The rough cut duration is 2 minutes 45seconds, and our time limit is 2 minutes hence we have to cut the clips making, them precise and remove unnecessary footage, until the running time is closer to 2minutes. In order to meet our time limit we plan to cut the opening shot, and make the other scenes more sharp and quicker, also the gaps between the flash backs are going to be cut down.

At this stage we haven't included all of effects and transitions, we still plan to edit the contrast on the flash backs, making them look compatible to each other also to separate them from the current time, and to make it look like the characters memory, we are going to modify it adding an effect which adds a slight blur, showing the memories are distorted.

Creating the Soundtrack

After posting the rough cut, myself and Sebastian started creating the soundtrack whilst Ben and Rebecca started on re-editing our footage.

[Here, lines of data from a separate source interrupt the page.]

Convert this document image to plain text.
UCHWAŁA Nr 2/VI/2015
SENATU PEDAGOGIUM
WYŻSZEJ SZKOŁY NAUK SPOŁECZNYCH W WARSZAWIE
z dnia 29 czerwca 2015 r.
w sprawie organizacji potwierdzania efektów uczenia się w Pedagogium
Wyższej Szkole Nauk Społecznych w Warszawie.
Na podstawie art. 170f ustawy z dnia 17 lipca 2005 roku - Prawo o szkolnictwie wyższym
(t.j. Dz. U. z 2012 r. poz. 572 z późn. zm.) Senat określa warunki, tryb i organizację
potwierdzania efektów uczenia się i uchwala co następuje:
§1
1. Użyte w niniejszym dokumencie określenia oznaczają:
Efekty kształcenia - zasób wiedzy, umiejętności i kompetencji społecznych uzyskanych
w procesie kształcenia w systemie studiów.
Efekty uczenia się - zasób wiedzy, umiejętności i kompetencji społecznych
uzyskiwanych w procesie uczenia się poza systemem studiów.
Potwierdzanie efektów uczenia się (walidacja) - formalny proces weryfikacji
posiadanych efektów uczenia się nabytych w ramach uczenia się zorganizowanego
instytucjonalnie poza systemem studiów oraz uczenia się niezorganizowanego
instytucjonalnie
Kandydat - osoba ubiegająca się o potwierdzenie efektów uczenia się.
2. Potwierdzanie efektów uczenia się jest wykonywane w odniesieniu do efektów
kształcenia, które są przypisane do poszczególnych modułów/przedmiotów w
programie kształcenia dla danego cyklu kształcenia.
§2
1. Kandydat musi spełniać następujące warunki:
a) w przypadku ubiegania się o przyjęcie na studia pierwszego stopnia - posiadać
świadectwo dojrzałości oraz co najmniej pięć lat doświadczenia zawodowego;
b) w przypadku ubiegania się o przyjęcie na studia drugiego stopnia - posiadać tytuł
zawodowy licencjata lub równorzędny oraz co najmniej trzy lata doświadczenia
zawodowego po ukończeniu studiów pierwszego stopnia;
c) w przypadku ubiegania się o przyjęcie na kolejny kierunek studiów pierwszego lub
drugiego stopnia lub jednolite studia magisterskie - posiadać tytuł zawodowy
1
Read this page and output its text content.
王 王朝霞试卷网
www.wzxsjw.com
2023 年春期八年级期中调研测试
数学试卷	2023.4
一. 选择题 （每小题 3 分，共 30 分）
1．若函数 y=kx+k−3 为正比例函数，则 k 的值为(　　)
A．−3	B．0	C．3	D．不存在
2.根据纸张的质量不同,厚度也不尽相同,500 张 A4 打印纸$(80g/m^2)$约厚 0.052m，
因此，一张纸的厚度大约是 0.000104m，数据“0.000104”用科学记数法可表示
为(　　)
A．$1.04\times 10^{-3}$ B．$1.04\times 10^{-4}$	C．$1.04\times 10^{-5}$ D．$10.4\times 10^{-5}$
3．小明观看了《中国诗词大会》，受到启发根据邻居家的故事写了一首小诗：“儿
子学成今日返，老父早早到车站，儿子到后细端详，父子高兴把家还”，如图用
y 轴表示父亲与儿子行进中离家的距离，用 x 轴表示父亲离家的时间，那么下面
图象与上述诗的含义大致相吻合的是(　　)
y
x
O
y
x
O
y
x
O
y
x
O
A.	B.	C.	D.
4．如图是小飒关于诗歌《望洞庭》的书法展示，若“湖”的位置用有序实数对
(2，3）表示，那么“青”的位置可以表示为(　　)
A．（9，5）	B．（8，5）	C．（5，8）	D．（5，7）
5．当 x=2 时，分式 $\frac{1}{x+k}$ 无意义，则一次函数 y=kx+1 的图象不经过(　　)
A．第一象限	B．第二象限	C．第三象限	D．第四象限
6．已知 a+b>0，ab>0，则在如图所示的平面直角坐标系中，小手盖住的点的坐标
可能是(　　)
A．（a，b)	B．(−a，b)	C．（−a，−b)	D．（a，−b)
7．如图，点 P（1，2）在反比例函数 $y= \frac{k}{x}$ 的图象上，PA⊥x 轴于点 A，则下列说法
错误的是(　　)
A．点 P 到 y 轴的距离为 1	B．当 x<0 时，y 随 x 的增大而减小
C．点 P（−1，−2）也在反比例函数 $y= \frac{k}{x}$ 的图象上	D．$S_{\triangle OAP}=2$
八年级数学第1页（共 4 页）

We experimented with different sounds to find the right ones to fit in with our footage. As Ben and Rebecca were re-editing our footage, we had to use our rough cut to create the soundtrack. We decided that we would create the soundtrack and then add in the edited footage after. This would mean that we would have to re-edit the soundtrack to fit with the new footage. 

These two photos are of our experimentation with possible sounds.

Once we had found the right sounds for our footage, we found where exactly on the opening it needed to go. We added the sounds of a gun being loaded and a gun shot to the ending of our footage. We also included a heartbeat to portray the victims fear.

We chose to have two main sounds for throughout the opening. The first being the sound of wildlife, birds, leaves, the breeze etc. We did this because we thought it would accurately give the affect of  the morning. the second sound was a that of a bass guitar. We used this for the flashbacks to give then more importance. We cut the sound of the wildlife whilst the beat of the bass was playing. Then we quietened the bass and played the quieter version throughout the rest of the soundtrack, only cutting it to play the louder one.  We still had the wildlife sound playing at the same time as the quieter bass.